Comment: Re:Have you actually been to China? (Score 1) 89

by drinkypoo (#47573739) Attached to: Chinese Government Probes Microsoft For Breaches of Monopoly Law

Slave labor? 'Fraid not.

The Chinese government itself literally operates labor camps where criminals are forced to produce consumer goods.

Your argument would be more credible

You clearly do not decide who is credible when you say that slave labor is not slave labor.

Comment: Re:So China is going to do (Score 1) 89

by drinkypoo (#47573723) Attached to: Chinese Government Probes Microsoft For Breaches of Monopoly Law

RMS doesn't do guns because only one or two are open-source, and he's seen the code and knows they're shitty.

The 1911 is Open Source today, you can literally download blueprints for every part of the weapon. It's one of the best-loved and best-performing firearms of all time. It does require the use of appropriate ammunition, but the openness of the design has permitted developers to adapt it to several different types.

Comment: Re:The larger screen is part of the problem (Score 1) 539

by tepples (#47573503) Attached to: Lots Of People Really Want Slideout-Keyboard Phones: Where Are They?

The Xposed framework

Xposed requires root. Why do so many more GNU/Linux devices than Android devices come with root? And how do I get a headphone jack fixed after I have voided the warranty by having installed a rooted ROM?

Using software in wine is not really looking beyond Microsoft.

By that standard, using software in GNU/Linux is not really looking beyond Novell because just as Wine is a free reimplementation of Windows API, GNU/Linux is a free reimplementation of UNIX.

Research, buy, take responsibility.

How should I "research" thoroughly if the product isn't even available for inspection in my geographic area?

Comment: Re:Disengenous (Score 2) 235

by swillden (#47572125) Attached to: Amazon's eBook Math

in the long term, the book stores go out of business now its harder to find interesting books.

Nonsense.

Look at Baen's model... the first few chapters of all of their books are available for free, all on-line, all trivially easy for you to browse and sample, at no risk, wherever and whenever it's convenient to you. For that matter, they offer full novels from their top authors for free. So you can read the first book of a 15-novel series at no cost, hooking you for the other 14.

How can book stores, with their limited shelf space and immobility, compete with that?

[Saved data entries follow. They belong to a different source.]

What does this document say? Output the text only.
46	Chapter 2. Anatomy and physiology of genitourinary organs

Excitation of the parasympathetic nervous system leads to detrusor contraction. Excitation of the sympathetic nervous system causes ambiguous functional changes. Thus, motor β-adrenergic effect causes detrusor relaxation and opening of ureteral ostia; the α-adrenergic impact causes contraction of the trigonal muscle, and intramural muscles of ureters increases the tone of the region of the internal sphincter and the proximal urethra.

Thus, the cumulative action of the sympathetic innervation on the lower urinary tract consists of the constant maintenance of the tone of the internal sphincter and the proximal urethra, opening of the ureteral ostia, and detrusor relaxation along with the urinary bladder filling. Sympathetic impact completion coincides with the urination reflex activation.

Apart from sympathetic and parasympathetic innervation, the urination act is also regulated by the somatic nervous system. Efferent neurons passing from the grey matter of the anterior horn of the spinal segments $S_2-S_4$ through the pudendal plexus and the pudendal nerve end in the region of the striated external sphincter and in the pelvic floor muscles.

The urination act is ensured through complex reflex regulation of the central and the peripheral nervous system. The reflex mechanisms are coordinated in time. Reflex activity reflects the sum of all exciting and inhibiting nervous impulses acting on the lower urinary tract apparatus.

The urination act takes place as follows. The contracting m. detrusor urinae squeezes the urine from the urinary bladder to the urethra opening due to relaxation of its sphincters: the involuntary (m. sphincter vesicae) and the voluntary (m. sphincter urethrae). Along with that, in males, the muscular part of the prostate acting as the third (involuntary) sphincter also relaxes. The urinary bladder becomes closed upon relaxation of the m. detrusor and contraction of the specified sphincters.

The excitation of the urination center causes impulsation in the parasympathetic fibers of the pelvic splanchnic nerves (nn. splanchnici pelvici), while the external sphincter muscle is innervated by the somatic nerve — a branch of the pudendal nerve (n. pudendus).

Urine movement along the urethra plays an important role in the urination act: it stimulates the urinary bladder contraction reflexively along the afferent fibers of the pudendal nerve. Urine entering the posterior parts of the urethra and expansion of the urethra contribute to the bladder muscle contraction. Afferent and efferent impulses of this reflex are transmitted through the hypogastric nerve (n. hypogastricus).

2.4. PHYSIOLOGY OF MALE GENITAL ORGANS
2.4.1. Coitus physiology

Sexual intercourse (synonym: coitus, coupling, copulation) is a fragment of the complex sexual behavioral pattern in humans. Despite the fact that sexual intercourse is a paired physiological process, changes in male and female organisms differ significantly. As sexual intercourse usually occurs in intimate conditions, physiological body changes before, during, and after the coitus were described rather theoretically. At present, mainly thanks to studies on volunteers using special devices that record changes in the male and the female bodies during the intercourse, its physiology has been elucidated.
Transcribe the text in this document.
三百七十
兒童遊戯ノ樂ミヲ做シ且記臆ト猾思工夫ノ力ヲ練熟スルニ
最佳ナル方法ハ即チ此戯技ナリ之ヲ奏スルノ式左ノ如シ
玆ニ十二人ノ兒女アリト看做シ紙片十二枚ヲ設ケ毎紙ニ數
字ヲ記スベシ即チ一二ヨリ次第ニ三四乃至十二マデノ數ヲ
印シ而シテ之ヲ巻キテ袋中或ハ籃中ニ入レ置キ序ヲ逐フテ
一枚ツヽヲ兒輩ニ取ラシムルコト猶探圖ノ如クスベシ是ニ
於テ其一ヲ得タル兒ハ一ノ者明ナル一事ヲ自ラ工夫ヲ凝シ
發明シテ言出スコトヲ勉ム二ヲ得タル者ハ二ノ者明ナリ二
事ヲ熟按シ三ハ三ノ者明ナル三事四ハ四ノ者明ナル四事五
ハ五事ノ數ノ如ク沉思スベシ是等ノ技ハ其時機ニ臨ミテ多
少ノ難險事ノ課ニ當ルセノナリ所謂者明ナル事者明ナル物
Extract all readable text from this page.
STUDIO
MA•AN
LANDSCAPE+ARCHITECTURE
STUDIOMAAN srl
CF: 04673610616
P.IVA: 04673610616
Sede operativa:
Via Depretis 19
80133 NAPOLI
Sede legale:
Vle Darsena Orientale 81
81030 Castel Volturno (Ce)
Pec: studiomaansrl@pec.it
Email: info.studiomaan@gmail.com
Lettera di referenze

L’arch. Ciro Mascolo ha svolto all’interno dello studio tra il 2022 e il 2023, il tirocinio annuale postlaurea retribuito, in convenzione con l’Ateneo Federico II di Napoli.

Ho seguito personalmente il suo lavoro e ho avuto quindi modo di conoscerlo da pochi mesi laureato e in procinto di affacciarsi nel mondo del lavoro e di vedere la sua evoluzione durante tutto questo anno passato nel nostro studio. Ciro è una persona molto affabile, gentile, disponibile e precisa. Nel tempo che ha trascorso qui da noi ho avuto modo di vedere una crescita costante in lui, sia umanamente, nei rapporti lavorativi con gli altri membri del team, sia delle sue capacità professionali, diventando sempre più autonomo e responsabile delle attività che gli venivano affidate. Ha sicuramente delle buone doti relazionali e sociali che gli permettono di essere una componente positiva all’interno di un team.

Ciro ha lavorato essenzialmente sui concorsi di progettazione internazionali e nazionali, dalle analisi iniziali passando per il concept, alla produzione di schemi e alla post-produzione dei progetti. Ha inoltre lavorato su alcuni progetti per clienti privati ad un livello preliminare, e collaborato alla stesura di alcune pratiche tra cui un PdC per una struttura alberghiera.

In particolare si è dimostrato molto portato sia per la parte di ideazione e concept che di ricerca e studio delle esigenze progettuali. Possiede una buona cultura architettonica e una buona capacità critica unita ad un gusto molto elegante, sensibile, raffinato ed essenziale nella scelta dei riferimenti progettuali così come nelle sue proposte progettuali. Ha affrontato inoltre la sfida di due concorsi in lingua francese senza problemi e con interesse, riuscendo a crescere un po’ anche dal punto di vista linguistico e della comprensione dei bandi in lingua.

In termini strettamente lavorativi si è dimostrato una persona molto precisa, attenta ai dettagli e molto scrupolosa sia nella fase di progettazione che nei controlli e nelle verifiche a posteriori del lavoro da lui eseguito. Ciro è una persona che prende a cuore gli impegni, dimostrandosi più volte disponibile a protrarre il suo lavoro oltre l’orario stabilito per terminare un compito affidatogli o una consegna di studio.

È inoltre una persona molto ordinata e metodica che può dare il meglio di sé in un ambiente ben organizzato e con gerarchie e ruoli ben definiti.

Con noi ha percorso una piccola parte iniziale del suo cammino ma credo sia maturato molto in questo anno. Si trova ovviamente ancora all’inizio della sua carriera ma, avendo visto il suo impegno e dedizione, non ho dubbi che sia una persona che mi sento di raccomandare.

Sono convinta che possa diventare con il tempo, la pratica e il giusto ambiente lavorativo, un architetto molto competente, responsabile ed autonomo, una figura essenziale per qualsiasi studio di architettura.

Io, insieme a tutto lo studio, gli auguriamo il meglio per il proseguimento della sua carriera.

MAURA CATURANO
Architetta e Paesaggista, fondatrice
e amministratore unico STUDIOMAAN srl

Of course, that's Baen, not Amazon. Because Baen is a publisher, they have the freedom to do things like offer the first ~50 pages free, while Amazon has to obey the publishers' rules. But in a world where browsing bookshelves is gone, Baen's approach, or something like it, will be necessary to generate sales, so it will be done.

Just because you're accustomed to one way of finding good reading material doesn't mean it's the only one, or even the best one.

Comment: Re:Why is the Local Group moving closer? (Score 1) 113

by budgenator (#47571103) Attached to: The Milky Way Is Much Less Massive Than Previous Thought

I'd assume that all galaxy groups are Gravitationally bound, and when looking at the group you're in, the galaxies would appear to be closing, while the other groups would appear to be opening; this is an effect of Hubble's law, everything is moving away from any observer at 67.80±0.77 (km/s)/ Mpc, thus the farther away, the faster it is going away no matter where you are . Even at that, I've seen several Hubble images showing galaxies colliding just like we're about to do with Andromeda.

Comment: Caps cause use of physical media (Score 2) 153

by tepples (#47568395) Attached to: Quiet Cooling With a Copper Foam Heatsink

nobody uses physical media anymore

"Nobody" is a strong word. People who pay $10 per GB for home Internet (sat, cell, or Iowa DSL) still use physical media.

there's zero reason not to stick the PC somewhere else and run an extra CAT-6 drop

Unless you're renting and the landlord won't let you modify the walls.

"Falling in love makes smoking pot all day look like the ultimate in restraint." -- Dave Sim, author of Cerebrus.